Le 21 septembre 2023,
Monsieur le Président de la République,
Vous annoncerez lundi 25 septembre les grands axes d’une planification écologique qui doit permettre à la France de réduire de 55 % ses émissions de gaz à effet de serre d’ici 2030 et d’atteindre la neutralité carbone en 2050. Ces objectifs impliquent une diminution très importante de notre consommation d’énergie. Le bâtiment est – de loin – le secteur le plus consommateur (45 % de l’énergie finale). Le chauffage représente le premier poste de consommation dans nos logements. La réussite de notre politique de rénovation énergétique est primordiale.

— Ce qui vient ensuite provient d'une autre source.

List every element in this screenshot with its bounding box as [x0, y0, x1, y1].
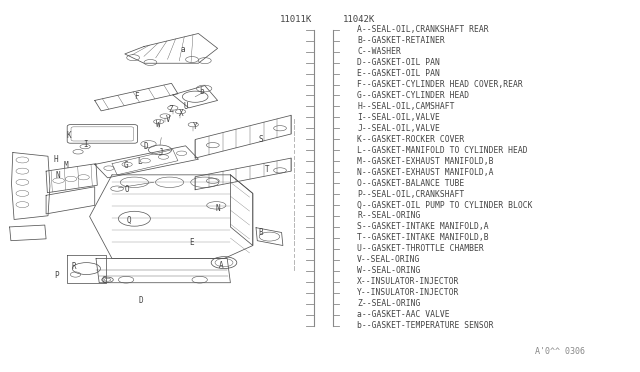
- Text: J--SEAL-OIL,VALVE: J--SEAL-OIL,VALVE: [357, 124, 440, 133]
- Text: R--SEAL-ORING: R--SEAL-ORING: [357, 211, 420, 221]
- Text: L--GASKET-MANIFOLD TO CYLINDER HEAD: L--GASKET-MANIFOLD TO CYLINDER HEAD: [357, 146, 528, 155]
- Text: O--GASKET-BALANCE TUBE: O--GASKET-BALANCE TUBE: [357, 179, 465, 187]
- Text: H: H: [53, 155, 58, 164]
- Text: G: G: [123, 161, 128, 170]
- Text: W--SEAL-ORING: W--SEAL-ORING: [357, 266, 420, 275]
- Text: H--SEAL-OIL,CAMSHAFT: H--SEAL-OIL,CAMSHAFT: [357, 102, 454, 111]
- Text: a: a: [180, 45, 185, 54]
- Text: C--WASHER: C--WASHER: [357, 47, 401, 56]
- Text: 11011K: 11011K: [280, 15, 312, 24]
- Text: E--GASKET-OIL PAN: E--GASKET-OIL PAN: [357, 69, 440, 78]
- Text: D--GASKET-OIL PAN: D--GASKET-OIL PAN: [357, 58, 440, 67]
- Text: Y: Y: [193, 122, 198, 131]
- Text: 11042K: 11042K: [342, 15, 374, 24]
- Text: A--SEAL-OIL,CRANKSHAFT REAR: A--SEAL-OIL,CRANKSHAFT REAR: [357, 25, 489, 34]
- Text: M--GASKET-EXHAUST MANIFOLD,B: M--GASKET-EXHAUST MANIFOLD,B: [357, 157, 493, 166]
- Text: G--GASKET-CYLINDER HEAD: G--GASKET-CYLINDER HEAD: [357, 91, 469, 100]
- Text: V: V: [165, 115, 170, 124]
- Text: B: B: [259, 228, 264, 237]
- Text: A: A: [218, 262, 223, 270]
- Text: K--GASKET-ROCKER COVER: K--GASKET-ROCKER COVER: [357, 135, 465, 144]
- Text: O: O: [124, 185, 129, 194]
- Text: V--SEAL-ORING: V--SEAL-ORING: [357, 255, 420, 264]
- Text: S: S: [259, 135, 264, 144]
- Text: D: D: [138, 296, 143, 305]
- Text: I--SEAL-OIL,VALVE: I--SEAL-OIL,VALVE: [357, 113, 440, 122]
- Text: U--GASKET-THROTTLE CHAMBER: U--GASKET-THROTTLE CHAMBER: [357, 244, 484, 253]
- Text: C: C: [101, 276, 106, 285]
- Text: I: I: [83, 140, 88, 149]
- Text: P: P: [54, 271, 59, 280]
- Text: Q--GASKET-OIL PUMP TO CYLINDER BLOCK: Q--GASKET-OIL PUMP TO CYLINDER BLOCK: [357, 201, 532, 209]
- Text: b: b: [199, 87, 204, 96]
- Text: Y--INSULATOR-INJECTOR: Y--INSULATOR-INJECTOR: [357, 288, 460, 297]
- Text: K: K: [67, 131, 72, 140]
- Text: a--GASKET-AAC VALVE: a--GASKET-AAC VALVE: [357, 310, 450, 319]
- Text: J: J: [159, 148, 164, 157]
- Text: M: M: [63, 161, 68, 170]
- Text: T--GASKET-INTAKE MANIFOLD,B: T--GASKET-INTAKE MANIFOLD,B: [357, 233, 489, 243]
- Text: E: E: [189, 238, 195, 247]
- Text: D: D: [143, 142, 148, 151]
- Text: W: W: [156, 120, 161, 129]
- Text: B--GASKET-RETAINER: B--GASKET-RETAINER: [357, 36, 445, 45]
- Text: T: T: [265, 165, 270, 174]
- Text: Q: Q: [127, 216, 132, 225]
- Text: F--GASKET-CYLINDER HEAD COVER,REAR: F--GASKET-CYLINDER HEAD COVER,REAR: [357, 80, 523, 89]
- Text: R: R: [71, 262, 76, 271]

Dans le cadre du Conseil national de la refondation « logement », la Première ministre a annoncé en juin l’objectif de 200 000 rénovations d’ « ampleur » en 2024. 900 000 rénovations « ambitieuses » sont prévues en 2030. Que recouvrent ces adjectifs ? La loi Climat et Résilience définit les rénovations « performantes », qui permettent d’emmener un Bâtiment à un niveau de basse consommation (BBC). Ce sont ces rénovations dont la massification constitue un passage obligé dans tous les scénarios prospectifs.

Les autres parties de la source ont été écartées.